<style type="text/css">

body{ /* Normal  */
      font-family: "Times New Roman", Times, serif;
}
h1 { /* Header 1 */
  color: Black;
}
h3 { /* Header 2 */
  color: MidnightBlue;
}
h4 { /* Header 3 */
  color: CornflowerBlue;
  }
</style>
---


In [None]:
options(repos=c(CRAN="https://cran.gis-lab.info/"))



In [None]:
install.packages("tidyverse")
library(tidyverse)


# PART I

In this session, we will learn how to analyze *time series data*. to exemplify this, we will be analyzing pupillometry data.


First of all, what *is* time series data? 

Time course refers to the evolution of a measurement *over time*. *Time series*
refers to data that form a sequence ordered in time. Therefore, you do a time course experiment and you analyze time series. In our case, pupillometry is considered time series data because data on pupil dilation are collected continuously as the experiment unfolds such that we can obtain a dynamic, continuous measurement of pupil size over a period of time.

The method used to analyze time series data that we will learn in today's session is called Generalized Linear Mixed Models (GAMMs). A GAMM can be seen as a regression model which is able to model *non-linear patterns* in the data.

For example, we below that a regression line is unable to capture the non-linear nature of the F2 trajectory.

<br>


In [None]:
knitr::include_graphics(c("linear.jpeg", "nonlinear.jpeg"))



<br>

Let us refer to the slopes and intercepts of linear regression models as *parametric term*s. GAMMs differ from traditional linear regression models by allowing so-called *smooth terms* alongside parametric terms. Smooth terms are extremely flexible, that is how they can account for non-linear patterns.

Similar to linear mixed effects models, GAMMs incorporate random effects. These random effects can be random intercepts and random slopes. However, GAMMs also offer a third option: *random smooths.*

Random smooths are similar to random slopes, but they are more flexible than the latter: while random slopes can only capture by-group variation in linear effects, random smooths can also deal with by-group variation in non-linear effects.

<br>


In [None]:
knitr::include_graphics("random gamms.jpeg")



<br>

### The experiment: The Spanish Subjunctive

In Spanish, mood selection is primarily lexically conditioned, which entails that a number of verbs (*governors*) govern use of the subjunctive and indicative variants. A subset of these governors are *non-variable*, meaning that they select the subjunctive 100% pf the times (e.g., *querer*). This experiment investigates heritage speakers of Spanish sensitivity to this lexical constraint.

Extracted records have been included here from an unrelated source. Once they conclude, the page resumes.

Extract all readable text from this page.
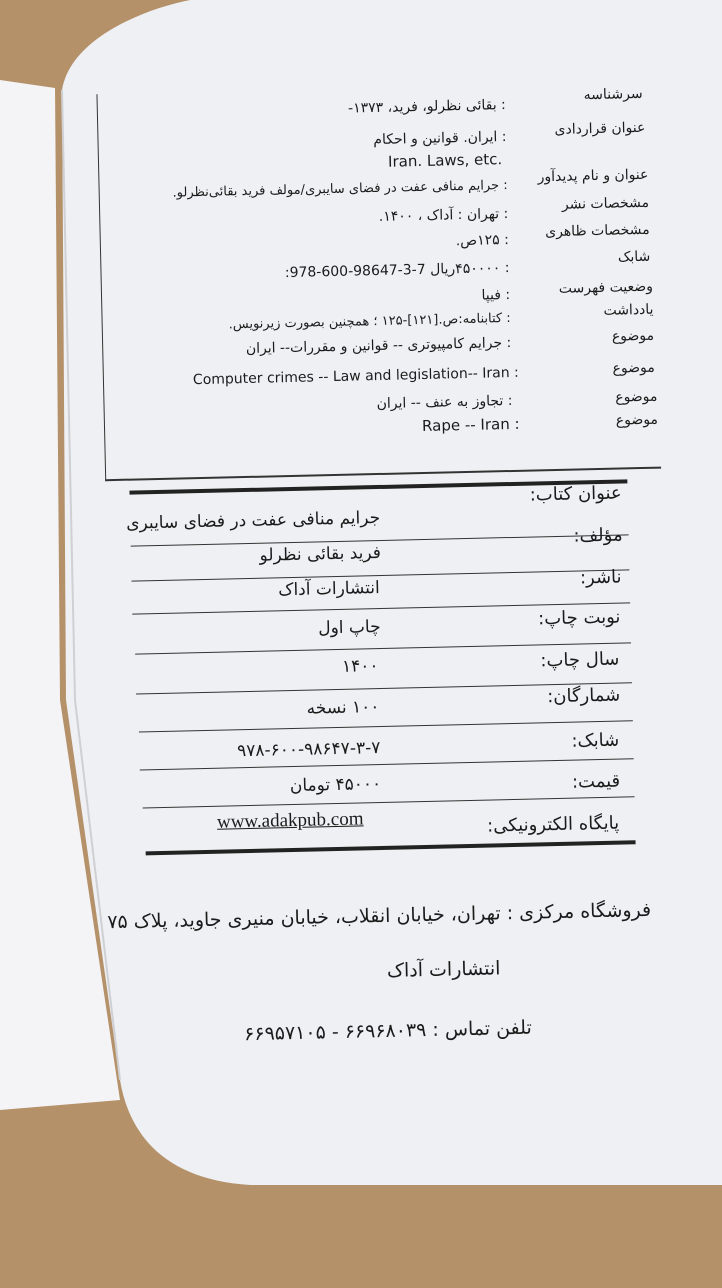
سرشناسه
: بقائی نظرلو، فرید، ۱۳۷۳-
عنوان قراردادی
: ایران. قوانین و احکام
Iran. Laws, etc.
عنوان و نام پدیدآور
: جرایم منافی عفت در فضای سایبری/مولف فرید بقائی‌نظرلو.
مشخصات نشر
: تهران : آداک ، ۱۴۰۰.
مشخصات ظاهری
: ۱۲۵ص.
شابک
: ۴۵۰۰۰۰ریال 7-3-98647-600-978:
وضعیت فهرست
: فیپا
یادداشت
: کتابنامه:ص.[۱۲۱]-۱۲۵ ؛ همچنین بصورت زیرنویس.
موضوع
: جرایم کامپیوتری -- قوانین و مقررات-- ایران
موضوع
Computer crimes -- Law and legislation-- Iran :
موضوع
: تجاوز به عنف -- ایران
موضوع
Rape -- Iran :
عنوان کتاب:
جرایم منافی عفت در فضای سایبری
مؤلف:
فرید بقائی نظرلو
ناشر:
انتشارات آداک
نوبت چاپ:
چاپ اول
سال چاپ:
۱۴۰۰
شمارگان:
۱۰۰ نسخه
شابک:
۹۷۸-۶۰۰-۹۸۶۴۷-۳-۷
قیمت:
۴۵۰۰۰ تومان
پایگاه الکترونیکی:
www.adakpub.com
فروشگاه مرکزی : تهران، خیابان انقلاب، خیابان منیری جاوید، پلاک ۷۵
انتشارات آداک
تلفن تماس : ۶۶۹۶۸۰۳۹ - ۶۶۹۵۷۱۰۵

Lexical Conditioning Experiment

**1.	Condition Non-variable Subjunctive (NVS)** consists of a non-variable governor (in bold) followed by a subordinate verb in the subjunctive (in italics).

**2.	Condition Non-variable Indicative (NVI)** is comprised of a non-variable governor (in bold) followed by a subordinate verb in the indicative (in italics).

<br>


In [None]:
knitr::include_graphics("dissertation.jpeg")



<br>

**Hypothesis**
Condition NVI will elicit higher pupillary dilation in participants if they are sensitive to the lexical constraint that non-variable governors select the subjunctive categorically.

<br>

### How to design a GAMMs model

The main packages we will be using for GAMMs are `mgcv` to design models and `itsadug` to plot results.


In [None]:
install.packages("mgcv", repos = "http://cran.us.r-project.org")
library(mgcv)



After we load in the the data, we must make sure that *all* categorical variables are factors, otherwise the model won't run. Finally, we design our model. 


In [None]:
data <- read_csv("/Users/priscilalopez-beltran/Documents/Statistics workshop/data_pup.csv")  



In [None]:
# Create factors
data$participant <- as.factor(data$participant)
data$session <- as.factor(data$session)
data$condition <- as.factor(data$condition)
data$item <- as.factor(data$item)
data$regularity <- as.factor(data$regularity)


In [None]:
# Subset data frames:
target_NV <- droplevels(data[(data$condition == "NVS") | (data$condition == "NVI"), ])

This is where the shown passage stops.